C’è un’arte capace di raccontare il nostro tempo di crisi? Forse sì, e senza andarla a cercare tra le installazioni minimaliste o i graffiti tribali del XXI secolo. Un pittore che sembra anticipare le atmosfere in cui noi siamo quotidianamente immersi è Hieronymus Bosch (ma lui lo scriveva “Jheronimus”), il visionario fiammingo che da mezzo millennio stupisce il mondo con il suo brulicare di mostriciattoli.

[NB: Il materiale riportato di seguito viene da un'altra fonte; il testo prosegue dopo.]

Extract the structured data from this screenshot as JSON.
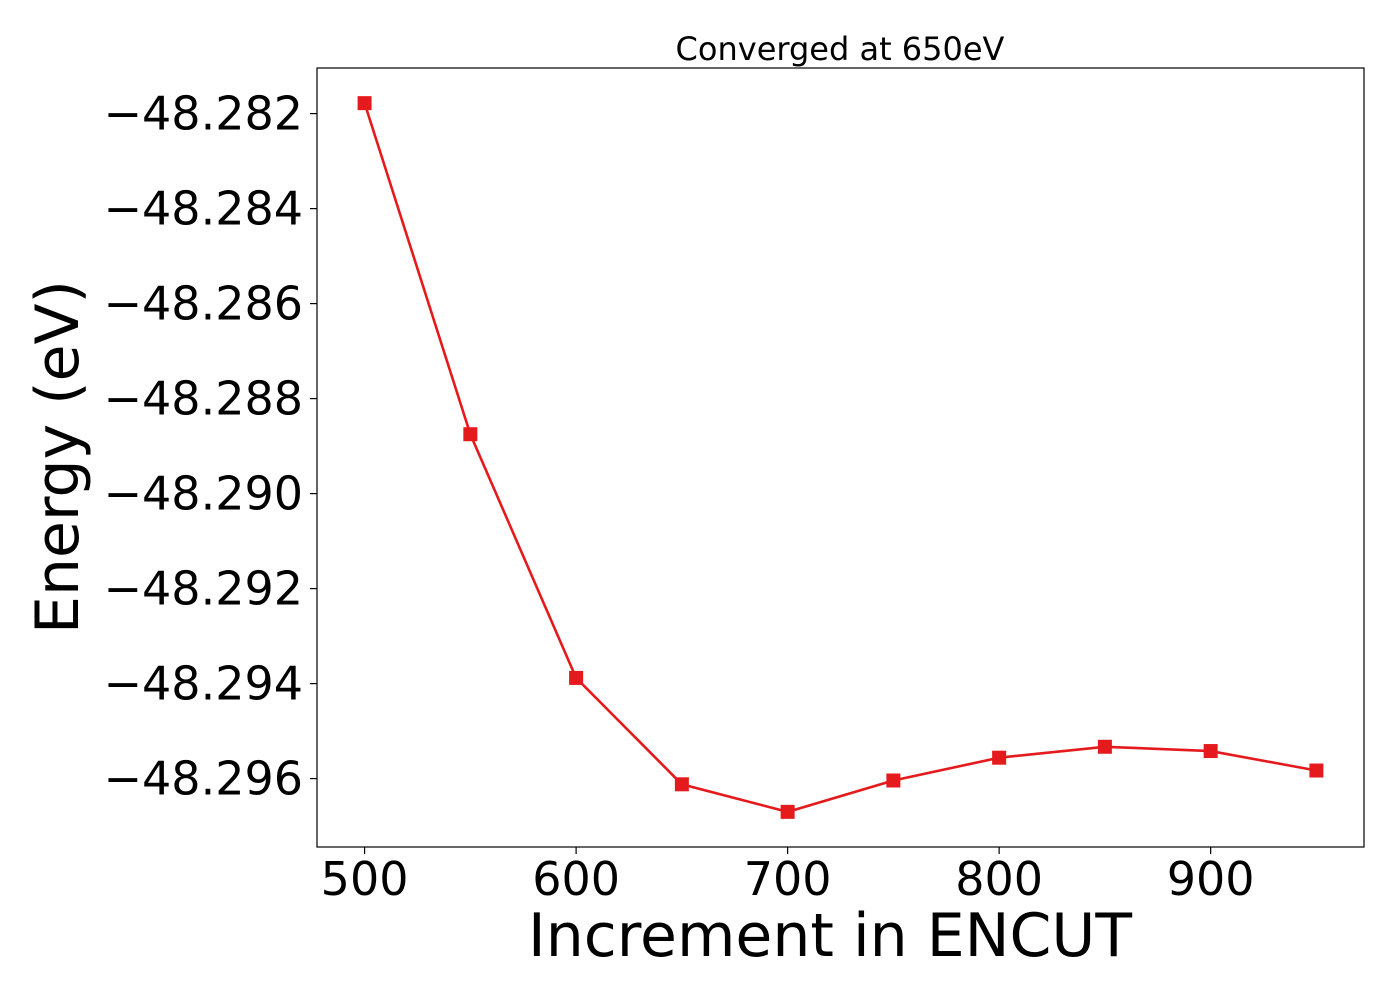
{
  "chart_data": {
    "type": "line",
    "title": "Converged at 650eV",
    "xlabel": "Increment in ENCUT",
    "ylabel": "Energy (eV)",
    "x": [
      500,
      550,
      600,
      650,
      700,
      750,
      800,
      850,
      900,
      950
    ],
    "series": [
      {
        "values": [
          -48.28178,
          -48.28875,
          -48.29388,
          -48.29612,
          -48.2967,
          -48.29604,
          -48.29556,
          -48.29533,
          -48.29542,
          -48.29583
        ],
        "color": "#e41a1c",
        "marker": "square"
      }
    ],
    "xlim": [
      477.5,
      972.5
    ],
    "ylim": [
      -48.29744,
      -48.28104
    ],
    "xticks": [
      500,
      600,
      700,
      800,
      900
    ],
    "yticks": [
      -48.282,
      -48.284,
      -48.286,
      -48.288,
      -48.29,
      -48.292,
      -48.294,
      -48.296
    ],
    "xtick_labels": [
      "500",
      "600",
      "700",
      "800",
      "900"
    ],
    "ytick_labels": [
      "−48.282",
      "−48.284",
      "−48.286",
      "−48.288",
      "−48.290",
      "−48.292",
      "−48.294",
      "−48.296"
    ],
    "grid": false,
    "legend": "none"
  }
}
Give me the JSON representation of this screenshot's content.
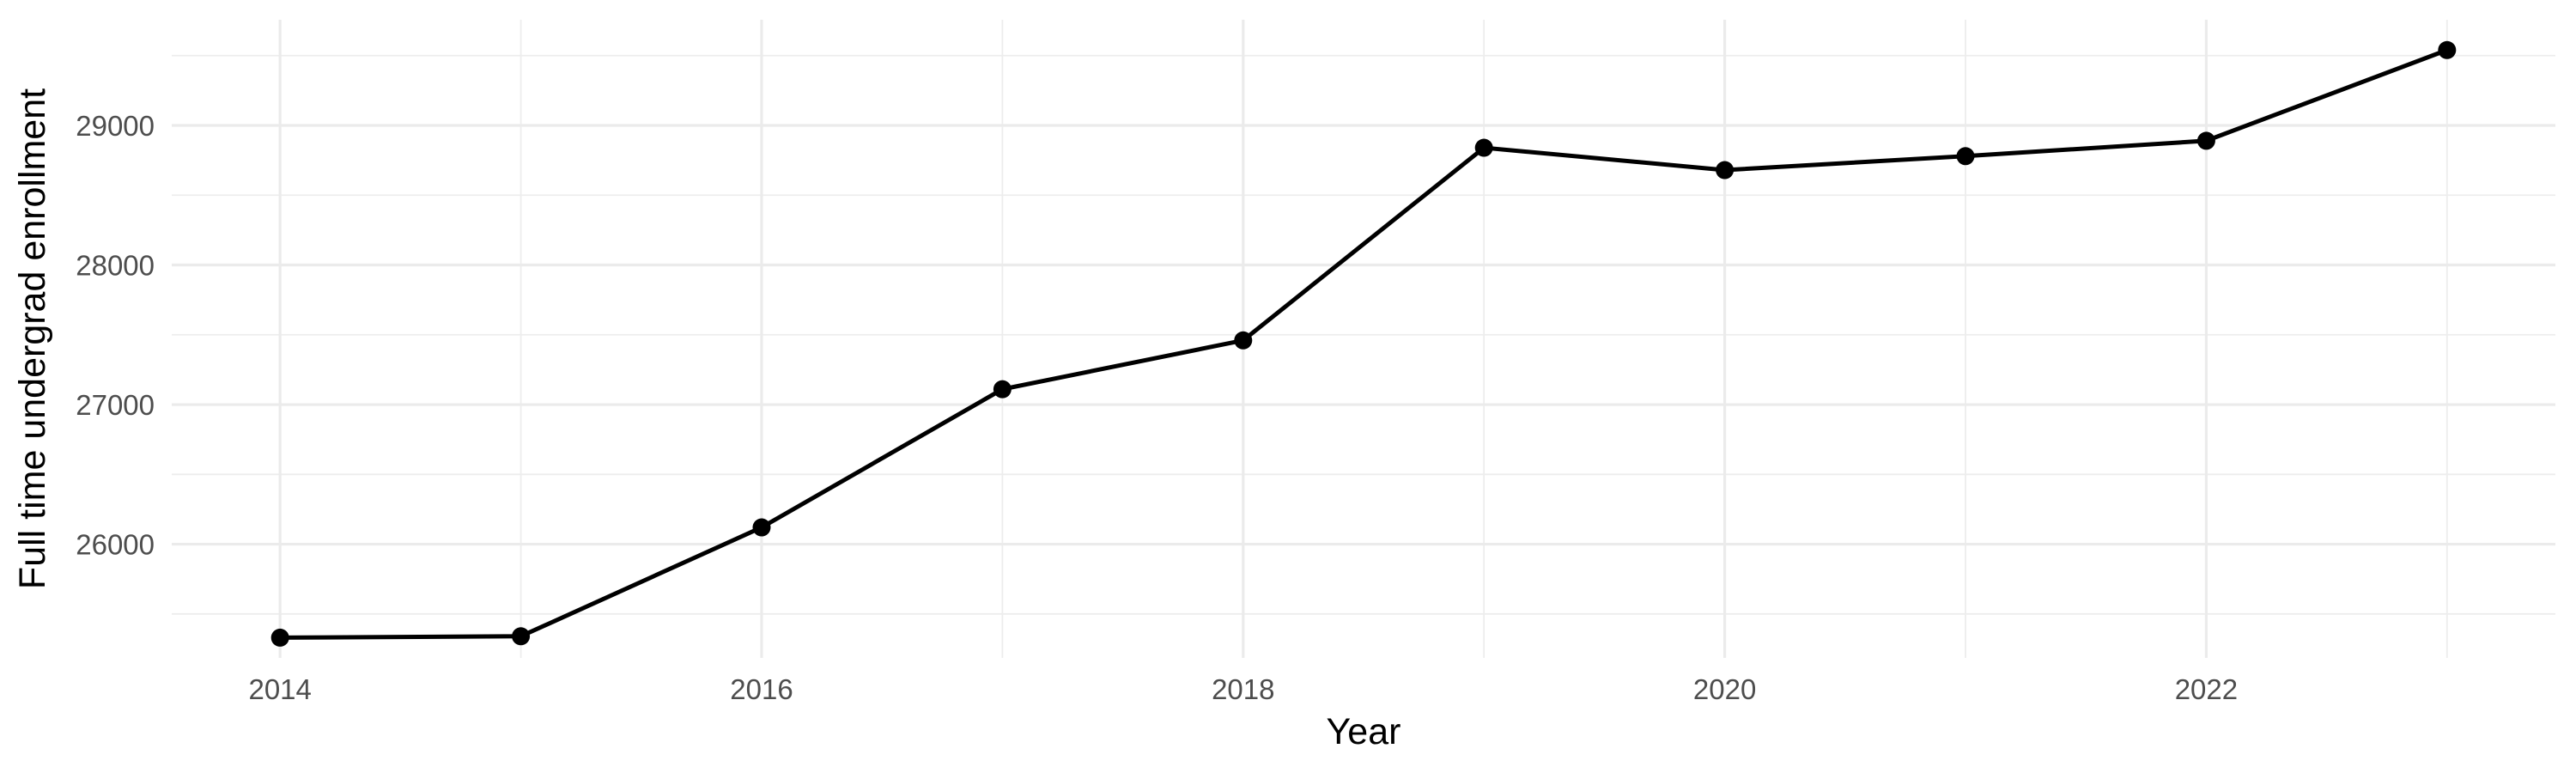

Ma saranno poi “mostriciattoli”?
Forse no. Forse… siamo noi.
Questa era la tesi di Dino Buzzati, scrittore, critico d’arte e pittore lui stesso, che scriveva: “Altro che fantasie, altro che incubi, altro che magia nera! La realtà nuda e cruda… Tutto qui il suo segreto: era uno che vedeva e ha dipinto quello che vedeva”. Ecco quindi cosa sarebbero le “fantastiche” creature “inventate” da Bosch: null’altro che la più prosaica realtà: “non erano altro che creature umane, la vera essenza dell’umanità che ci circonda. Latravano, vomitavano, addentavano, sbavavano, infilzavano, dilaniavano, succhiavano, sbranavano. Così come noi ci sbraniamo giorno e notte, a vicenda, magari senza saperlo”.
Però questo è valido sempre, da Adamo a oggi. Invece la crisi è tipica di alcuni periodi, come il nostro. Bosch ha qualcosa da dire anche su questo tema specifico?
Riteniamo di sì. Prendiamo la sua opera più nota, il Trittico delle delizie conservato al Museo del Prado. Il grande pannello centrale è stato interpretato in mille modi opposti: un’accusa contro l’umanità peccatrice, oppure l’esaltazione del sesso libero, oppure una sfilza di simboli alchemici, ecc. ecc. Chissà che non sia possibile un’ipotesi alternativa: il Trittico delle delizie potrebbe essere in realtà un Trittico dei tempi di crisi.
Infatti il primo pannello, quello di sinistra, mostra la creazione di Eva; ma senza l’episodio del peccato originale, come invece avviene in altri dipinti di Bosch. Quasi a dire: un attimo prima della catastrofe.
Il pannello centrale sembra raffigurare il mondo poco prima del Diluvio universale, come lo descrive il Vangelo (Matteo 24, 38-39): la gente mangiava, beveva, si divertiva, abbagliata dagli spettacoli, dagli idoli dell’epoca, dai colori caleidoscopici, dalle sostanze stupefacenti (nel senso letterale del termine). E nessuno si accorse del disastro che stava per spazzare via tutto, finché non fu troppo tardi.
Il pannello di destra, infine, più che l’inferno sembra rappresentare il mondo prima dell’apocalisse finale, sempre in base alle parole del Vangelo (Matteo 24, 6-21). Violenze, guerre, divisioni, odio, tentativi disperati di fuga… Sullo sfondo si intravedono addirittura le lame di luce dei riflettori, anche se il quadro risale al Cinquecento!
Troppo pessimismo? Neppure tanto, perché il mondo ha continuato a esistere dopo la “crisi” provocata da Eva, e anche dopo la crisi provocata dal Diluvio. E qualche studioso afferma che, secondo Bosch, era possibile la salvezza perfino dopo l’inferno. Dopotutto, l’amore che l’artista ha per ogni minimo dettaglio dei suoi dipinti dimostra che nulla va buttato via, per “brutto” che sembri.
Ma forse la straordinaria modernità di Bosch emerge ancora meglio da un particolare seminascosto. Nel primo pannello, quello della creazione di Eva, al centro si staglia la Fontana della vita, un soggetto molto amato dai pittori del Medioevo e del Rinascimento. Ora, guardando da vicino la Fontana, ci si accorge che è collocata… sopra una discarica di rifiuti.
Coraggio – dice Bosch –, già Adamo ed Eva avevano il problema dello smaltimento! Eppure l’umanità è andata avanti lo stesso.